Publisher's Synopsis
The cryptocurrency world has transformed in a few short years from a niche subculture to a parallel economic universe, reaching a market capitalization of more than $2.5 trillion in 2021 before plummeting in 2022. For their advocates, cryptocurrencies represent a revolution of world-historical significance. To critics, crypto is more of a speculative tool than a true currency. How do tens of thousands of financial actors make these new monies? What forces give cryptocurrencies their value-or take it away? And what does crypto's spectacular ascent reveal about the nature of money?
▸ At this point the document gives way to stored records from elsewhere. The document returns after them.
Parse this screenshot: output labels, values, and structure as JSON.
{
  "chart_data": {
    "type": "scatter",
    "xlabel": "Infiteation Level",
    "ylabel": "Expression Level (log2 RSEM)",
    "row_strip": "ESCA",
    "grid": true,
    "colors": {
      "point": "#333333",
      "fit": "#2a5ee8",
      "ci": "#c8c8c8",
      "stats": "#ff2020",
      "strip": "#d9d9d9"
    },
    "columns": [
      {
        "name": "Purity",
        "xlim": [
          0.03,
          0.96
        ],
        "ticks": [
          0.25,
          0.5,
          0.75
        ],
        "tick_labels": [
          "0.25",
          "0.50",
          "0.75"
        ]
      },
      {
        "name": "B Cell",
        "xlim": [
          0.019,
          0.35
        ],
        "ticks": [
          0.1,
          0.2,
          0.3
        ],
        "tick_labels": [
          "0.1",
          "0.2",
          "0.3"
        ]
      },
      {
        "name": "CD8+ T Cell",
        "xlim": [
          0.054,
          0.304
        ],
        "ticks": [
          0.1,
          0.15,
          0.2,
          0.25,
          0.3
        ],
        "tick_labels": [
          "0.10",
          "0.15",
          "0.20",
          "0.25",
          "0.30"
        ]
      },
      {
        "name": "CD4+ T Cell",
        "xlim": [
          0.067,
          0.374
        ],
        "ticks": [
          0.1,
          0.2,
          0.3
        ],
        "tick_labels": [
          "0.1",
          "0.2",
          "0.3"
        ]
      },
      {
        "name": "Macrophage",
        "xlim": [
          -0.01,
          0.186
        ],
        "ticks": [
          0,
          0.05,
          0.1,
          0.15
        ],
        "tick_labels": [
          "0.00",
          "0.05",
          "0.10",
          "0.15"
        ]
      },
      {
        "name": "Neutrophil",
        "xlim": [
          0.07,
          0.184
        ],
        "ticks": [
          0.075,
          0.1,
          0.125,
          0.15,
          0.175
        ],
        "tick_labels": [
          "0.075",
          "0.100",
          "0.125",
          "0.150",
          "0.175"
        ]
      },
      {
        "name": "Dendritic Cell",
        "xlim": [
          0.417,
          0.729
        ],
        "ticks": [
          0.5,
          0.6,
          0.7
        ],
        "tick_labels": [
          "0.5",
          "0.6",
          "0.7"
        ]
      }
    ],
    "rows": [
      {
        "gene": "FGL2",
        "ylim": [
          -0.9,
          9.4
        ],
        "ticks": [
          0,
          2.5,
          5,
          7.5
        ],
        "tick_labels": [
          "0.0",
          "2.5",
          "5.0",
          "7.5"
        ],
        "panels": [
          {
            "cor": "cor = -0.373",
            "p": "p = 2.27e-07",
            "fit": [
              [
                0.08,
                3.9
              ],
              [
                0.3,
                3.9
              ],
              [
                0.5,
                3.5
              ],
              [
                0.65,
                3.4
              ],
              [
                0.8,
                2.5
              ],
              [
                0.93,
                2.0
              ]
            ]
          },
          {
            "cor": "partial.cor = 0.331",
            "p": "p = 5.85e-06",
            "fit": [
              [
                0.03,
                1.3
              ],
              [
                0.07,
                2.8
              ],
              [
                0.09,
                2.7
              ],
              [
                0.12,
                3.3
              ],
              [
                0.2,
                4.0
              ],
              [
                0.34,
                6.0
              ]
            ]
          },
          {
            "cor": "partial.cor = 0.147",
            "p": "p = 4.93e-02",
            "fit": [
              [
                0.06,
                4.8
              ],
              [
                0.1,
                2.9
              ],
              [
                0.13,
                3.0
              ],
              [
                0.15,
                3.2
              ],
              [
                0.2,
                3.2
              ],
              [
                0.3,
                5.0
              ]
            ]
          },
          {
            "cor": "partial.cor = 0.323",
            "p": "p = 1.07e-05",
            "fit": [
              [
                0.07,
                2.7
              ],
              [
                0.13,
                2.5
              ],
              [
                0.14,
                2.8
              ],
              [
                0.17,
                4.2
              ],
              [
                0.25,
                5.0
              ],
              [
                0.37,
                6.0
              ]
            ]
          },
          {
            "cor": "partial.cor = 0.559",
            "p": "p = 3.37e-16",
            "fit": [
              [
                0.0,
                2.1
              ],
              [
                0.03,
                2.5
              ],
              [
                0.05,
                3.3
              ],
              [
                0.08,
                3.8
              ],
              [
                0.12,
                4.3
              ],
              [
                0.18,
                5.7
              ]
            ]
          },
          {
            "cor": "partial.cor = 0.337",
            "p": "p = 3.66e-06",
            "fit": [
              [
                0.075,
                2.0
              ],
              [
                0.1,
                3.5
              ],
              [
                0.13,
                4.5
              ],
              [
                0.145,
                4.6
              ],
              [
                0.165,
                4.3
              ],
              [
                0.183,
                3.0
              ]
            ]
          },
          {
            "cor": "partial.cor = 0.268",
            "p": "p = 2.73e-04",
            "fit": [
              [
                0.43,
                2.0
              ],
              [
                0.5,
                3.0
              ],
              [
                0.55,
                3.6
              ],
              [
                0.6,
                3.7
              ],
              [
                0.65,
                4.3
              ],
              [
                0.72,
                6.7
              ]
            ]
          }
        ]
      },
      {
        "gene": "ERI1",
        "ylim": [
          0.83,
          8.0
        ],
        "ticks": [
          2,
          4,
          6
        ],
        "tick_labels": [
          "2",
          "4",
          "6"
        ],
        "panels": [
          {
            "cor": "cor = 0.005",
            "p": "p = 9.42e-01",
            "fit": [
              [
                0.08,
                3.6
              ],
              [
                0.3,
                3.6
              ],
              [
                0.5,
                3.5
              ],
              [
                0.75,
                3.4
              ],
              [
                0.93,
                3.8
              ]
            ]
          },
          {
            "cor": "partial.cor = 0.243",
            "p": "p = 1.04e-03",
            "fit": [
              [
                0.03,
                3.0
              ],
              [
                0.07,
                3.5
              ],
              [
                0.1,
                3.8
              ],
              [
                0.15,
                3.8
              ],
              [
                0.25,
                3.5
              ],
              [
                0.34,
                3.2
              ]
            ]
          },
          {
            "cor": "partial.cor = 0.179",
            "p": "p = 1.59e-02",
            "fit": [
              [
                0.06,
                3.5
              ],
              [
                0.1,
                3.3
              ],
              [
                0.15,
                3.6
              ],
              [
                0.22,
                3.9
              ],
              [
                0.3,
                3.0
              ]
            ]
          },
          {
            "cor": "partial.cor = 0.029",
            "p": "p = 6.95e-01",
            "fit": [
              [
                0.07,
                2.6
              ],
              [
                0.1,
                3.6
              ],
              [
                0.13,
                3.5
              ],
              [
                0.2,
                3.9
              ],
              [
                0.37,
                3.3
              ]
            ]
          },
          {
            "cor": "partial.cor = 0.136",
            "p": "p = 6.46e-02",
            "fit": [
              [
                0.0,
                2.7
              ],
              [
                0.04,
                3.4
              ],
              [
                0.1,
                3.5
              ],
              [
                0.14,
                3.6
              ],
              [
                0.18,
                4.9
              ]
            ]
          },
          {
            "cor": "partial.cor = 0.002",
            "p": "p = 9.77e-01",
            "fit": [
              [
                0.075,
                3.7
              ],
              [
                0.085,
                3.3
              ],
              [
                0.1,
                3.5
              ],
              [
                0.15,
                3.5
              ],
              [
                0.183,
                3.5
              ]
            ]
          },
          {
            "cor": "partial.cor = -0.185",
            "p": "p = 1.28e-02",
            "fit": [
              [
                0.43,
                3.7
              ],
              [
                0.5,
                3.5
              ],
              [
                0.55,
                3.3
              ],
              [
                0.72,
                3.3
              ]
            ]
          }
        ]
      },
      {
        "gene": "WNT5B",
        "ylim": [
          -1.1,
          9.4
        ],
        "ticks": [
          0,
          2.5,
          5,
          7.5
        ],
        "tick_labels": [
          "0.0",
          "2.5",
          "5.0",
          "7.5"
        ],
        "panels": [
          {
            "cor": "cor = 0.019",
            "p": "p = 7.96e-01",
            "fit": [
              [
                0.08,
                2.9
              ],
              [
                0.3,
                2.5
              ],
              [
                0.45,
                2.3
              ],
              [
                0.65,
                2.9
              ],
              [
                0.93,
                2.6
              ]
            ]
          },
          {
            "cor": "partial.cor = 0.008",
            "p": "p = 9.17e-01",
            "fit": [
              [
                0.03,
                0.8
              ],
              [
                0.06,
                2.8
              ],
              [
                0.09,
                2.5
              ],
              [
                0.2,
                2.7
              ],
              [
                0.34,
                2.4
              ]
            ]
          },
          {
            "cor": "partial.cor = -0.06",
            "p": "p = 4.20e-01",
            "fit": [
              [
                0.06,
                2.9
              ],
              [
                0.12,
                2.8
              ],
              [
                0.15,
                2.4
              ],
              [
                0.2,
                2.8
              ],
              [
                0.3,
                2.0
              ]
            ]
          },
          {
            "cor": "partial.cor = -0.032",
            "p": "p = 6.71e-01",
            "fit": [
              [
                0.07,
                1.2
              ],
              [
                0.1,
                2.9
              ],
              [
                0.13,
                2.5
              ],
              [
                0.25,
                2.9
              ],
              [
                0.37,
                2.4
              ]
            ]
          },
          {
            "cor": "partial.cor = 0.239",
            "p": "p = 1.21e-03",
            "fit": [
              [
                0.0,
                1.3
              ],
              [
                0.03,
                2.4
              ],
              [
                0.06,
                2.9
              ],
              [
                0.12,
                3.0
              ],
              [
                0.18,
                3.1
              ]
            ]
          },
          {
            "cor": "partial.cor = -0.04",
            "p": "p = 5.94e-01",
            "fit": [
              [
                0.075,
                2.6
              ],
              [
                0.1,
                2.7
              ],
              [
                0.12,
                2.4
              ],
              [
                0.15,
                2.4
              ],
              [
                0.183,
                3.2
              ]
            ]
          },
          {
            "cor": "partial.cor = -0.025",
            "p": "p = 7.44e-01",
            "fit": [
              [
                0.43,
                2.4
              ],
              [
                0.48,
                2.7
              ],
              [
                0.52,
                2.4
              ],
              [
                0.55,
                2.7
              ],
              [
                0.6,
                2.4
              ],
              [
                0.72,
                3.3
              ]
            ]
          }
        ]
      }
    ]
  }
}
In this groundbreaking ethnographic analysis of crypto economies and their global markets and communities, Koray Caliskan offers an inside view of how cryptocurrencies are made and traded. He argues that cryptocurrency should be understood as "data money," a historically novel money type, created as the right to send data privately over an accounting infrastructure called blockchain. Drawing on two years of fieldwork among global cryptocurrency communities and in crypto markets, Caliskan makes visible the production principles of cryptocurrencies and explores how crypto exchanges work from within. He explains why and how we have been misunderstanding, underregulating, and improperly taxing crypto exchanges and actors. He also proposes a radically new way to make sense of new finance and its actors. An invaluable book for all readers seeking to understand cryptocurrency, Data Money sheds new light on a profound transformation of finance and its possible future trajectories.